Joby has been systematically putting the puzzle pieces together for a strong market entry:

The Last Mile of Regulation: Crossing the FAA Finish Line

In the aerospace sector, innovation means little without regulatory approval. For investors, the single most important hurdle for Joby is securing Type Certification from the Federal Aviation Administration (FAA). Joby’s progress on this front suggests it is in the final stages of a long and rigorous process. The company has fostered a collaborative relationship with regulators, highlighted by its role as a key partner in the White House-backed FAA eVTOL Integration Pilot Program (eIPP), an initiative designed to help safely fast-track this new generation of aircraft into the national airspace.

More importantly, Joby recently hit a critical certification milestone: the first flight of its conforming aircraft. This term is crucial for investors to understand. It means the aircraft that flew was built to the final design specifications that will be certified, rather than being a prototype.

This achievement unlocks the final and most critical phase of testing: Type Inspection Authorization (TIA). During this stage, FAA pilots enter the cockpit to conduct official, for-credit flight tests to validate every aspect of the aircraft's performance and safety. Successfully completing these TIA tests is one of the last major steps before the FAA gives Joby the green light to carry commercial passengers.

High Short Interest and Hot Options Activity

Beyond the strong fundamentals, the technical setup and recent trading dynamics in Joby's stock are painting an intriguing picture for investors. Joby’s stock currently has significant short interest, with more than 12% of its public shares sold short.

While this reflects a group of market skeptics, it also creates the potential for a short squeeze. This phenomenon occurs when a stream of positive news, such as a successful New York City demo, forces short sellers to abandon their negative bets by buying back shares. That wave of buying pressure can, in turn, trigger a rapid, powerful upward surge in the stock price.

This potential is amplified by recent trends in the options market. The volume of call options, contracts that represent a bet on the stock's price rising, recently surged by 40%. This indicates that a growing number of sophisticated traders are positioning for near-term upside.

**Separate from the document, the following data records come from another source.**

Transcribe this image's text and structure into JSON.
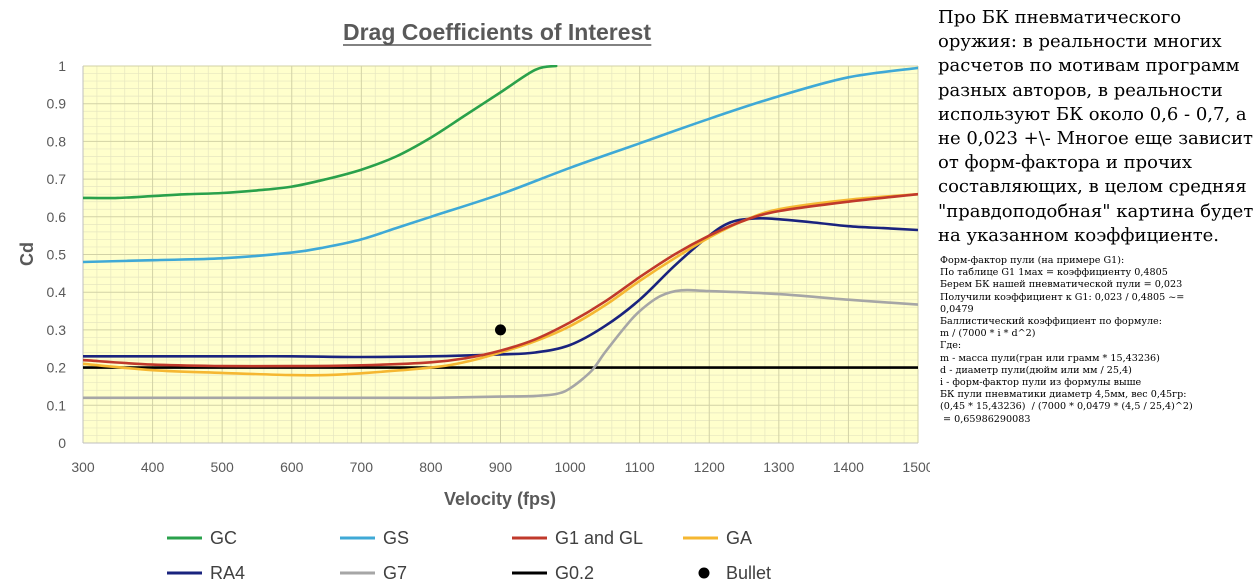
{
  "chart_data": {
    "type": "line",
    "title": "Drag Coefficients of Interest",
    "xlabel": "Velocity (fps)",
    "ylabel": "Cd",
    "xlim": [
      300,
      1500
    ],
    "ylim": [
      0,
      1
    ],
    "x_ticks": [
      "300",
      "400",
      "500",
      "600",
      "700",
      "800",
      "900",
      "1000",
      "1100",
      "1200",
      "1300",
      "1400",
      "1500"
    ],
    "y_ticks": [
      "0",
      "0.1",
      "0.2",
      "0.3",
      "0.4",
      "0.5",
      "0.6",
      "0.7",
      "0.8",
      "0.9",
      "1"
    ],
    "grid": true,
    "legend": "bottom",
    "series": [
      {
        "name": "GC",
        "color": "#2aa14b",
        "x": [
          300,
          350,
          400,
          450,
          500,
          550,
          600,
          650,
          700,
          750,
          800,
          850,
          900,
          950,
          980
        ],
        "y": [
          0.65,
          0.65,
          0.655,
          0.66,
          0.663,
          0.67,
          0.68,
          0.7,
          0.725,
          0.76,
          0.81,
          0.87,
          0.93,
          0.99,
          1.0
        ]
      },
      {
        "name": "GS",
        "color": "#3fa9d6",
        "x": [
          300,
          400,
          500,
          600,
          650,
          700,
          750,
          800,
          900,
          1000,
          1100,
          1200,
          1300,
          1400,
          1500
        ],
        "y": [
          0.48,
          0.485,
          0.49,
          0.505,
          0.52,
          0.54,
          0.57,
          0.6,
          0.66,
          0.73,
          0.795,
          0.86,
          0.92,
          0.97,
          0.995
        ]
      },
      {
        "name": "G1 and GL",
        "color": "#c0392b",
        "x": [
          300,
          400,
          500,
          600,
          700,
          800,
          850,
          900,
          950,
          1000,
          1050,
          1100,
          1150,
          1200,
          1250,
          1300,
          1400,
          1500
        ],
        "y": [
          0.22,
          0.208,
          0.204,
          0.204,
          0.206,
          0.214,
          0.225,
          0.245,
          0.275,
          0.32,
          0.375,
          0.44,
          0.5,
          0.55,
          0.59,
          0.615,
          0.64,
          0.66
        ]
      },
      {
        "name": "GA",
        "color": "#f5b731",
        "x": [
          300,
          400,
          500,
          600,
          650,
          700,
          800,
          850,
          900,
          950,
          1000,
          1050,
          1100,
          1150,
          1200,
          1250,
          1300,
          1400,
          1500
        ],
        "y": [
          0.21,
          0.193,
          0.186,
          0.18,
          0.18,
          0.185,
          0.2,
          0.215,
          0.24,
          0.27,
          0.31,
          0.365,
          0.43,
          0.49,
          0.545,
          0.59,
          0.62,
          0.645,
          0.66
        ]
      },
      {
        "name": "RA4",
        "color": "#1a237e",
        "x": [
          300,
          400,
          500,
          600,
          700,
          800,
          900,
          950,
          1000,
          1050,
          1100,
          1150,
          1200,
          1230,
          1260,
          1290,
          1350,
          1400,
          1450,
          1500
        ],
        "y": [
          0.23,
          0.23,
          0.23,
          0.23,
          0.228,
          0.23,
          0.235,
          0.24,
          0.26,
          0.31,
          0.38,
          0.47,
          0.55,
          0.585,
          0.595,
          0.595,
          0.585,
          0.575,
          0.57,
          0.565
        ]
      },
      {
        "name": "G7",
        "color": "#a6a6a6",
        "x": [
          300,
          400,
          500,
          600,
          700,
          800,
          900,
          950,
          980,
          1000,
          1030,
          1050,
          1080,
          1100,
          1130,
          1160,
          1200,
          1300,
          1400,
          1500
        ],
        "y": [
          0.12,
          0.12,
          0.12,
          0.12,
          0.12,
          0.12,
          0.123,
          0.125,
          0.13,
          0.145,
          0.19,
          0.24,
          0.31,
          0.35,
          0.39,
          0.405,
          0.403,
          0.395,
          0.38,
          0.367
        ]
      },
      {
        "name": "G0.2",
        "color": "#000000",
        "x": [
          300,
          1500
        ],
        "y": [
          0.2,
          0.2
        ]
      }
    ],
    "points": [
      {
        "name": "Bullet",
        "color": "#000000",
        "x": 900,
        "y": 0.3
      }
    ],
    "legend_items": [
      {
        "label": "GC",
        "color": "#2aa14b",
        "kind": "line"
      },
      {
        "label": "GS",
        "color": "#3fa9d6",
        "kind": "line"
      },
      {
        "label": "G1 and GL",
        "color": "#c0392b",
        "kind": "line"
      },
      {
        "label": "GA",
        "color": "#f5b731",
        "kind": "line"
      },
      {
        "label": "RA4",
        "color": "#1a237e",
        "kind": "line"
      },
      {
        "label": "G7",
        "color": "#a6a6a6",
        "kind": "line"
      },
      {
        "label": "G0.2",
        "color": "#000000",
        "kind": "line"
      },
      {
        "label": "Bullet",
        "color": "#000000",
        "kind": "marker"
      }
    ]
  },
  "note": {
    "main": "Про БК пневматического оружия: в реальности многих расчетов по мотивам программ разных авторов, в реальности используют БК около 0,6 - 0,7, а не 0,023 +\\- Многое еще зависит от форм-фактора и прочих составляющих, в целом средняя \"правдоподобная\" картина будет на указанном коэффициенте.",
    "calc_lines": [
      "Форм-фактор пули (на примере G1):",
      "По таблице G1 1мах = коэффициенту 0,4805",
      "Берем БК нашей пневматической пули = 0,023",
      "Получили коэффициент к G1: 0,023 / 0,4805 ~=",
      "0,0479",
      "Баллистический коэффициент по формуле:",
      "m / (7000 * i * d^2)",
      "Где:",
      "m - масса пули(гран или грамм * 15,43236)",
      "d - диаметр пули(дюйм или мм / 25,4)",
      "i - форм-фактор пули из формулы выше",
      "БК пули пневматики диаметр 4,5мм, вес 0,45гр:",
      "(0,45 * 15,43236)  / (7000 * 0,0479 * (4,5 / 25,4)^2)",
      " = 0,65986290083"
    ]
  }
}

This speculative interest is further supported by Joby's track record of solid financial execution. During its fourth-quarter 2025 earnings report, Joby comfortably beat analyst expectations on both revenue and earnings per share, demonstrating its ability to manage its finances effectively while advancing toward its ambitious goals.

Your Ticket to the Future of Transport

Joby Aviation has successfully navigated the challenging transition from a company with a futuristic idea to an operator with proven capabilities and a clear, multi-market commercialization strategy. The successful New York City flights have sharply de-risked the investment thesis by proving the technology is viable in a complex, real-world environment.

While the consensus analyst rating remains cautious, the average price target is $13.81, implying potential upside of more than 50%, with some bullish analysts seeing the stock reaching $18. This disparity suggests that the market may still be catching up to Joby’s recent string of successes.

For investors, the path forward requires monitoring key milestones. The timeline for final FAA certification and Joby’s ability to scale its manufacturing operations efficiently remain paramount. Joby's capital needs and cash runway will be closely scrutinized as it prepares for the expensive phase of a full commercial launch. Those considering the stock should look to the upcoming first-quarter 2026 earnings report on May 5 as the next major data point. This will provide a fresh look at Joby’s financial health and offer management’s latest perspective on the timeline to bring air taxis to a city near you.